Poster
in
Workshop: Multi-Agent Systems in the Era of Foundation Models: Opportunities, Challenges and Futures
MIRAGE: Multi-Perspective Creative Language Model Reasoning with Reinforcement Learning Guidance
Arash Lagzian · Srinivas Anumasa · Dianbo Liu
Recent advances in Large Language Models (LLMs) have revolutionized artificial intelligence and how human interact with AIs. Despite impressive advancements, LLMs struggle with complex mathematical, scientific, and logical tasks. Inspired by human cognitive flexibility—our ability to dynamically switch mental perspectives—we propose MIRAGE (Multi-perspective Inference-time Reasoning via Agent-Guided Exploration), a novel inference-time creative thinking framework.

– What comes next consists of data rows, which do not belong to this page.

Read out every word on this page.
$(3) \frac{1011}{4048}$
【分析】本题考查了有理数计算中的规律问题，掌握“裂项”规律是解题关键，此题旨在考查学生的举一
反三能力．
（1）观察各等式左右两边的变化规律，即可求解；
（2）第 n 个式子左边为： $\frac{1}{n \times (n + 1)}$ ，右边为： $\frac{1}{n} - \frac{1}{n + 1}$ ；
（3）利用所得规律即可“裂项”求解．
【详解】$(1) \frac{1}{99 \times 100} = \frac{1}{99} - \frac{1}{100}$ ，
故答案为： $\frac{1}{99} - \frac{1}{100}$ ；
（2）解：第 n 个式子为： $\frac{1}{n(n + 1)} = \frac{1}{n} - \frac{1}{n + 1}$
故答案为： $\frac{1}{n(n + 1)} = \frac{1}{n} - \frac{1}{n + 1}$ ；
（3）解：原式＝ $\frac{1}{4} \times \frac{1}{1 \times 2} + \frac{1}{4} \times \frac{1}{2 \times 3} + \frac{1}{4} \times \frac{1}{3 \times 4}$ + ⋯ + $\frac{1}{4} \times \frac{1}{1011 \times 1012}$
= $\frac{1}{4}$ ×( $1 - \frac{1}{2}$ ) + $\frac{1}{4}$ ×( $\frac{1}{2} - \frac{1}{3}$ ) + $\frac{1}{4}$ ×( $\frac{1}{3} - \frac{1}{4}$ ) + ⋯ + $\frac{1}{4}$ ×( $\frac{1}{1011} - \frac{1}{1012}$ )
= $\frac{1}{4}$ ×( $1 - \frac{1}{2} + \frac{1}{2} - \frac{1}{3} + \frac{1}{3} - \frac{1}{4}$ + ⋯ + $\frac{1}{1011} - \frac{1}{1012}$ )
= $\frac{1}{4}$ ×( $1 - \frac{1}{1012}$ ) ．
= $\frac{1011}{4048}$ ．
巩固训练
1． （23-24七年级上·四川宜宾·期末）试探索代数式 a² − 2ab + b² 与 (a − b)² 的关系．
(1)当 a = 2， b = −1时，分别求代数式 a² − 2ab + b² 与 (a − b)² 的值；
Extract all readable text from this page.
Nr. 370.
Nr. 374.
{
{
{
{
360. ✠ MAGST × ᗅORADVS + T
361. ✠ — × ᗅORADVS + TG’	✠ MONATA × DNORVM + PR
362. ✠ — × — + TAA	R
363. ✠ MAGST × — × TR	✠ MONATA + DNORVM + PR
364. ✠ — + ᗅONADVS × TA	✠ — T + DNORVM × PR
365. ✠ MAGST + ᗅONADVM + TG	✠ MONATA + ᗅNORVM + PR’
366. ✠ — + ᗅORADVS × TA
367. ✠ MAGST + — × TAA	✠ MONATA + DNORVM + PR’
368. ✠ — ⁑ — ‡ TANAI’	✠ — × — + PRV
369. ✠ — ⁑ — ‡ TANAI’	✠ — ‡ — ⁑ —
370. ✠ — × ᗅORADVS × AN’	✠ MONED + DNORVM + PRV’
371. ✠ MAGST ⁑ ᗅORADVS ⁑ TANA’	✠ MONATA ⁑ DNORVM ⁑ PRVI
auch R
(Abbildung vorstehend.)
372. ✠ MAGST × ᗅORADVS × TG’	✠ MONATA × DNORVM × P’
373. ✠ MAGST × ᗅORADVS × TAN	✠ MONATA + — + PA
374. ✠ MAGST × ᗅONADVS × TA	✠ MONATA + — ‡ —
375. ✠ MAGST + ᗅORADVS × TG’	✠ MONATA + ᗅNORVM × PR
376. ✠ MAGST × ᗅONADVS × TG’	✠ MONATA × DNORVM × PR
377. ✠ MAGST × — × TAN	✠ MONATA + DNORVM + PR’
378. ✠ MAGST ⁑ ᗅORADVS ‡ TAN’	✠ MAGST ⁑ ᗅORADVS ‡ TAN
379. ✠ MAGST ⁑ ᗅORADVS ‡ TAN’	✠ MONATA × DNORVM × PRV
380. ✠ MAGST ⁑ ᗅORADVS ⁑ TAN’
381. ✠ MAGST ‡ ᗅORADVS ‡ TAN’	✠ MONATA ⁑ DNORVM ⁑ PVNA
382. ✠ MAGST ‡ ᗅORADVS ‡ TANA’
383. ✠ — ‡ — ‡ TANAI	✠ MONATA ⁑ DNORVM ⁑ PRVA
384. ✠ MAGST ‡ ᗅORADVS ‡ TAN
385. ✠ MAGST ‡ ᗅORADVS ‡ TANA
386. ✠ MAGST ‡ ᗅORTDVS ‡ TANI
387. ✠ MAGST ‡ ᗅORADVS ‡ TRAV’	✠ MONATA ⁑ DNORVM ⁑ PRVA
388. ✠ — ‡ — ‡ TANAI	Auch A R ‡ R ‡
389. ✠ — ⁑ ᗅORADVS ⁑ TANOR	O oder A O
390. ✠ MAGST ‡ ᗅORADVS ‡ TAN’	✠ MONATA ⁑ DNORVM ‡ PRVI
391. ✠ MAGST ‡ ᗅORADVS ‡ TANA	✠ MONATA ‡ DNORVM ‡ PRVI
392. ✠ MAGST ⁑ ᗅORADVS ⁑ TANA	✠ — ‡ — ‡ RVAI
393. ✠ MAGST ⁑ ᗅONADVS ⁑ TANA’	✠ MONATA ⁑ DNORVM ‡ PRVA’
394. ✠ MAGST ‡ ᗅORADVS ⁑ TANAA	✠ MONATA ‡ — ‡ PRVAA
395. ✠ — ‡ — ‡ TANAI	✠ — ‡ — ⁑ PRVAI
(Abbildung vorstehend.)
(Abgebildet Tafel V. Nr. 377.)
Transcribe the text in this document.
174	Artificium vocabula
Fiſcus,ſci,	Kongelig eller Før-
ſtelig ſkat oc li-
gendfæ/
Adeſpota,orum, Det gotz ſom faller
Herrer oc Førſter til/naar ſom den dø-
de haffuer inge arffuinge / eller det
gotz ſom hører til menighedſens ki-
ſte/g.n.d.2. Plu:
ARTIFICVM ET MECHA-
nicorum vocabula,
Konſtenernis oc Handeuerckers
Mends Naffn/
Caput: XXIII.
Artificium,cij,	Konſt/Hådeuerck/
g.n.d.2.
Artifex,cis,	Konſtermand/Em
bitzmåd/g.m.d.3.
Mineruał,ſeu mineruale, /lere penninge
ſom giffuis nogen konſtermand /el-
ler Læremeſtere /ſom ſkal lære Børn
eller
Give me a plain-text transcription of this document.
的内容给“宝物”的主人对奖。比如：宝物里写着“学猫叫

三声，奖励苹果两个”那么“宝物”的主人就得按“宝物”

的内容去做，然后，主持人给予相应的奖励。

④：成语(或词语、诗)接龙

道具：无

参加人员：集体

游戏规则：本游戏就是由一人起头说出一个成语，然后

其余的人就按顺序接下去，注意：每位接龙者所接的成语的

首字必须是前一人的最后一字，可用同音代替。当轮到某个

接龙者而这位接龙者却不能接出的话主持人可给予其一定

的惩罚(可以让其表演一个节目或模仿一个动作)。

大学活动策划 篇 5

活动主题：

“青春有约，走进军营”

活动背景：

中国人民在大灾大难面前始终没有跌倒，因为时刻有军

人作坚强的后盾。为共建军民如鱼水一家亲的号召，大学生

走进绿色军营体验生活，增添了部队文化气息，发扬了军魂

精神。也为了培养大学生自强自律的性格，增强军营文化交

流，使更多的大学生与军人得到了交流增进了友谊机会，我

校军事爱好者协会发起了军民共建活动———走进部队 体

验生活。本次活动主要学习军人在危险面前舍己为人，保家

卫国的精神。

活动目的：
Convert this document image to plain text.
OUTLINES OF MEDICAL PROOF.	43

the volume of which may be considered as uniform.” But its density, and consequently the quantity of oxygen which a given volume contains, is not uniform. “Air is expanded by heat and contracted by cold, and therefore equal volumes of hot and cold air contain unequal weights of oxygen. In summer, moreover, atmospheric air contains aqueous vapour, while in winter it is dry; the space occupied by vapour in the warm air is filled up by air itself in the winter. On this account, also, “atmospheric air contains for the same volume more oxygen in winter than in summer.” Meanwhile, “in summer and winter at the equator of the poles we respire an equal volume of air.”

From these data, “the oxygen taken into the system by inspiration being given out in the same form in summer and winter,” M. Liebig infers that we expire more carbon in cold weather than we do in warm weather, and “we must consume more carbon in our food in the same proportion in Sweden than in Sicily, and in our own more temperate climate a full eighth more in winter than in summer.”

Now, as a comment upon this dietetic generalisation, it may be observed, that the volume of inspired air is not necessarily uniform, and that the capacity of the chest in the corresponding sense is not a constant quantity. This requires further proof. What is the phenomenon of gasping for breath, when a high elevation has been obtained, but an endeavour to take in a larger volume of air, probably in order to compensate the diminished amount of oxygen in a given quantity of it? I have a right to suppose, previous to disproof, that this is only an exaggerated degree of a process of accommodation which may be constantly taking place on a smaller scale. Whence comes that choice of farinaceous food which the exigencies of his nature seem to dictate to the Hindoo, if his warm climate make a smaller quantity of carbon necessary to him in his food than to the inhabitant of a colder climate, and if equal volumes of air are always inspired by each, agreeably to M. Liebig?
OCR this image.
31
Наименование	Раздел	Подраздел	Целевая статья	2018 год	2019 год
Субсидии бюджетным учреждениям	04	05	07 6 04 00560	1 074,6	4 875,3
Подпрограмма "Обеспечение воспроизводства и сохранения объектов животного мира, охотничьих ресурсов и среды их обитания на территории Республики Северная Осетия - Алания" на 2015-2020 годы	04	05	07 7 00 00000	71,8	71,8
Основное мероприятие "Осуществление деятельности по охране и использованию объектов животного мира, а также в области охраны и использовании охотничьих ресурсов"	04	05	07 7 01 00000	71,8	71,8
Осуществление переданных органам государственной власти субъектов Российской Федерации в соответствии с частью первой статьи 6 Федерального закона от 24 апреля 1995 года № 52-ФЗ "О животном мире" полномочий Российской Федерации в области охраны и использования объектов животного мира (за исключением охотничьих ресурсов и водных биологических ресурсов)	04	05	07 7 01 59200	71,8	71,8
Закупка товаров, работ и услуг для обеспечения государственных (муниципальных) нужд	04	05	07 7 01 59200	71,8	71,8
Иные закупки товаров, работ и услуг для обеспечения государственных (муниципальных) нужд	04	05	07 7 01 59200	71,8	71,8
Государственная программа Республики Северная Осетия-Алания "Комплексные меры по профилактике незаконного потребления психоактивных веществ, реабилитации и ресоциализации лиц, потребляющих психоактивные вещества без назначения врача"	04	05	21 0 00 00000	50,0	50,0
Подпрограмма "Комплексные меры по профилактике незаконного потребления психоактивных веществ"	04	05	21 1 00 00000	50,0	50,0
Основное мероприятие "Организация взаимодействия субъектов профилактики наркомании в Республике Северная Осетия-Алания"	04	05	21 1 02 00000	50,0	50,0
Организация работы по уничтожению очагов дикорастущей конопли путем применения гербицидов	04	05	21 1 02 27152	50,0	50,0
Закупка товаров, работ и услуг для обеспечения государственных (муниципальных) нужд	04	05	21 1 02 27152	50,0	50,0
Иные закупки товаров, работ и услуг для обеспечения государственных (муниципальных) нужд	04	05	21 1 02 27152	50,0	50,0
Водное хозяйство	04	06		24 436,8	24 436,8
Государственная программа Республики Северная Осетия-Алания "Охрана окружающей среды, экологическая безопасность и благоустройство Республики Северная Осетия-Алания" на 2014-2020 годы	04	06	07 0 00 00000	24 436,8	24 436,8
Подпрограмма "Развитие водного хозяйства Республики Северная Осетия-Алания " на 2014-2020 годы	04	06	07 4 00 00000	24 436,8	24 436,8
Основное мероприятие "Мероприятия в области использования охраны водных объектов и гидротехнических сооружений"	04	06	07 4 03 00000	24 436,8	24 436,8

MIRAGE includes a Selector that prioritizes effective conceptual perspectives (e.g., algebraic, probabilistic) and a Reasoner that sequentially solves tasks until a confident solution emerges, otherwise aggregating multiple perspectives. Tested on GSM8K, MATH500, MMLU-Pro, and Game-of-24 benchmarks, MIRAGE consistently outperforms methods like Chain-of-Thought and diverse prompting ensembles, significantly boosting accuracy with minimal inference overhead, providing a scalable solution for practical applications.